Cependant au tournant des années 1990, al-Qaïda change de stratégie. Selon Le Monde : « L'invasion du Koweït par l’Irak en 1990, le débarquement des troupes américaines en Arabie saoudite et l’opération « Tempête du désert », qui chasse l’armée de Saddam Hussein de l’émirat, ont rebattu les cartes. Ben Laden préconise de combattre non seulement le régime saoudien impie et corrompu, mais également « l’ennemi lointain », à savoir les États-Unis, dont les forces souillent la terre des deux mosquées sacrées ». Al-Zawahiri se range à ses vues et dès lors la « priorité n’est plus l’Égypte, mais le djihad transnational au sein d’un Front islamique mondial pour la guerre sainte contre les Juifs et les croisés ». Il rompt également totalement avec la confrérie des Frères musulmans égyptiens, qui ont refusé ou renoncé à l'usage de la violence.
Al-Zawahiri passe en Russie avec deux lieutenants le 1er décembre 1996 et tente de gagner la Tchétchénie pour y établir une base d'opérations. Il est arrêté le jour même au Daghestan avec de faux passeports. Se faisant passer pour de simples hommes d'affaires et bénéficiant d'un lobbying demandant la libération de ces simples marchands, ils sont relâchés au bout de six mois de prison.

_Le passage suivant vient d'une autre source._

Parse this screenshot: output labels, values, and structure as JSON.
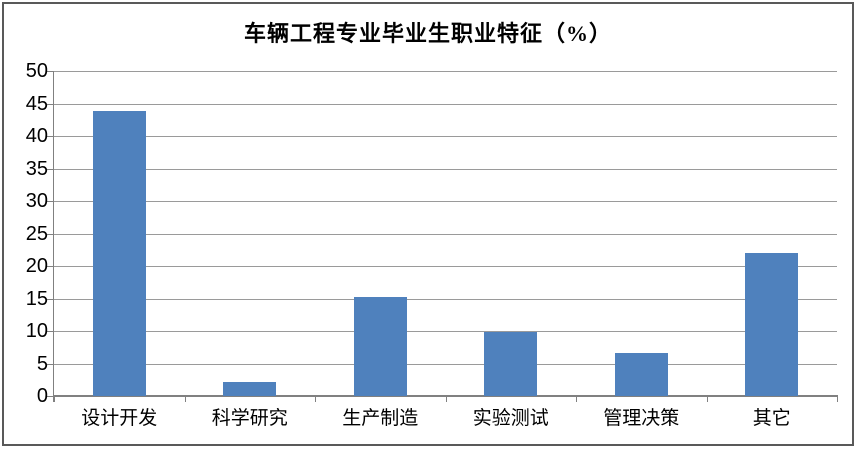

En 1997, Ayman Al-Zawahiri est tenu pour responsable du massacre de Louxor, où sont tuées 62 personnes, dont 58 touristes étrangers. Il est condamné à mort par contumace en 1999 par un tribunal militaire égyptien. Cependant l'attentat est en réalité le fait du Gamaa al-Islamiya, qui n'est pas lié à Al-Zawahiri.
En 1998, Al-Zawahiri rejoint Ben Laden en Afghanistan, où les talibans ont pris le pouvoir.
Le 23 février 1998, il développe ses vues dans un texte écrit avec Oussama Ben Laden sous le titre « Le Front islamique mondial contre les juifs et les croisés ». Ce texte constitue un pas important permettant d'élargir ses combats à l'échelle planétaire. Ainsi le Jihad islamique rejoint la nébuleuse d’Al-Qaïda (le Jihad islamique sera reconstitué en partie sous le nom de Talaëh al-Fatah).
Après la deuxième Guerre d'Afghanistan, on perd la trace de Ayman Al-Zawahiri. Certaines sources, en 2002, relatent son assassinat par des forces inconnues mais, début septembre 2003, une vidéo montrant Ayman Al-Zawahiri et Ben Laden ainsi qu'un enregistrement audio, relayé par la chaîne qatarienne Al Jazeera, laissent supposer qu'ils sont tous deux en vie. Le département d'État des États-Unis offre une récompense de 25 millions de dollars pour des informations pouvant mener à l'arrestation d'Ayman al-Zawahiri, considéré comme impliqué, notamment, dans les attentats à la bombe du 7 août 1998 à Dar es Salam en Tanzanie et à Nairobi au Kenya. Ce même département l'a officiellement placé en deuxième position, sur une liste de 22, des terroristes les plus recherchés. Sur sa fiche de recherche du FBI, il est mentionné qu'il parle arabe et français.